Door de procedures rond het starten van nieuwe scholen te moderniseren, wil de staatssecretaris bereiken dat er meer dynamiek komt en dat ouders en leerlingen in het primair en voortgezet onderwijs kunnen kiezen voor onderwijs dat aansluit bij hun wensen. Het uiteindelijke doel is een stelsel van scholen die eigentijds onderwijs van goede kwaliteit bieden.

Het probleem
Om een school te mogen starten, moeten de initiatiefnemers nu eerst aantonen dat de school onder een erkende levensbeschouwelijke richting valt (bijvoorbeeld: katholiek, protestants-christelijk, antroposofisch) en dat de school voldoende leerlingen zal trekken. Hiervoor wordt een statistisch prognosemodel gebruikt. Bovendien zijn bepaalde richtingen niet als zodanig erkend. Zo is het bijvoorbeeld niet mogelijk om een boeddhistische school op te richten. Er zijn ook maar weinig mogelijkheden om een school met een bepaalde pedagogische grondslag te beginnen.

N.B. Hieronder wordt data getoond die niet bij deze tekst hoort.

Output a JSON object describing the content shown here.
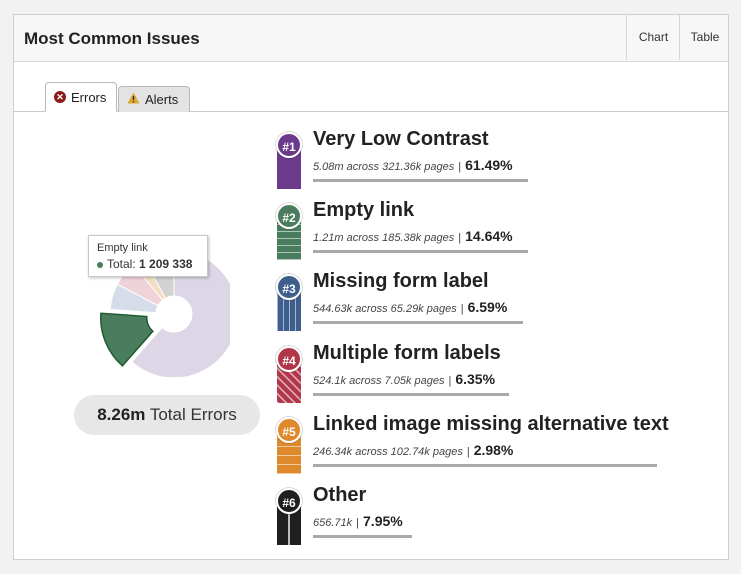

Het prognosemodel sluit niet aan bij de werkelijke omstandigheden. Het komt voor dat nieuwe initiatieven die op ruime belangstelling van ouders en leerlingen kunnen rekenen, geen kans krijgen. Daarnaast is er nu weinig aandacht voor de te verwachten kwaliteit van een nieuwe school. Scholen die wel van start kunnen gaan, stuiten vaak ook op andere hindernissen. Zo is het voor nieuwe scholen soms moeilijk om goede huisvesting te krijgen.

Vrijheid van onderwijs
Staatssecretaris Dekker wil het begrip ‘richting’ loslaten. De procedure voor het oprichten van een school zal worden aangepast, zodat die beter aansluit bij onze hedendaagse samenleving. Het doel is daadwerkelijk ruimte voor nieuwe scholen te bieden. Straks zal dus niet meer worden gekeken naar de ‘richting’ van een school. In plaats daarvan wil Dekker het oordeel over een nieuwe school,  meer dan nu het geval is, baseren op de te verwachten kwaliteit. De vrijheid van onderwijs mag immers nooit een vrijbrief zijn voor slecht onderwijs.

Check vooraf
Plannen voor nieuwe initiatieven worden van tevoren gecheckt op haalbaarheid en levensvatbaarheid. Ook wordt bijvoorbeeld op een meer realistische manier gekeken of er voldoende belangstelling is voor een school. Parallel aan de aanpassing van deze procedures wordt gewerkt aan mogelijkheden om nieuwe scholen beter van huisvesting te voorzien. Ook wordt gekeken naar de mogelijkheden om de bekostiging van scholen verder te vereenvoudigen. De staatssecretaris hoopt nog deze kabinetsperiode met een wetsvoorstel te komen. De beoogde wijzigingen zullen zorgvuldig plaatsvinden, ook in het licht van de daling van het aantal leerlingen in sommige delen van ons land. Leerlingen, ouders en leraren moeten te allen tijde kunnen rekenen op stabiel en toegankelijk onderwijs.

Bron: OCW

Aanmelden Nieuwsbrief

 
Wilt u op de hoogte blijven? Schrijf u dan gratis in voor onze Nieuwsbrief en ontvang nieuws en wetenswaardigheden rondom de onderwijs financiën!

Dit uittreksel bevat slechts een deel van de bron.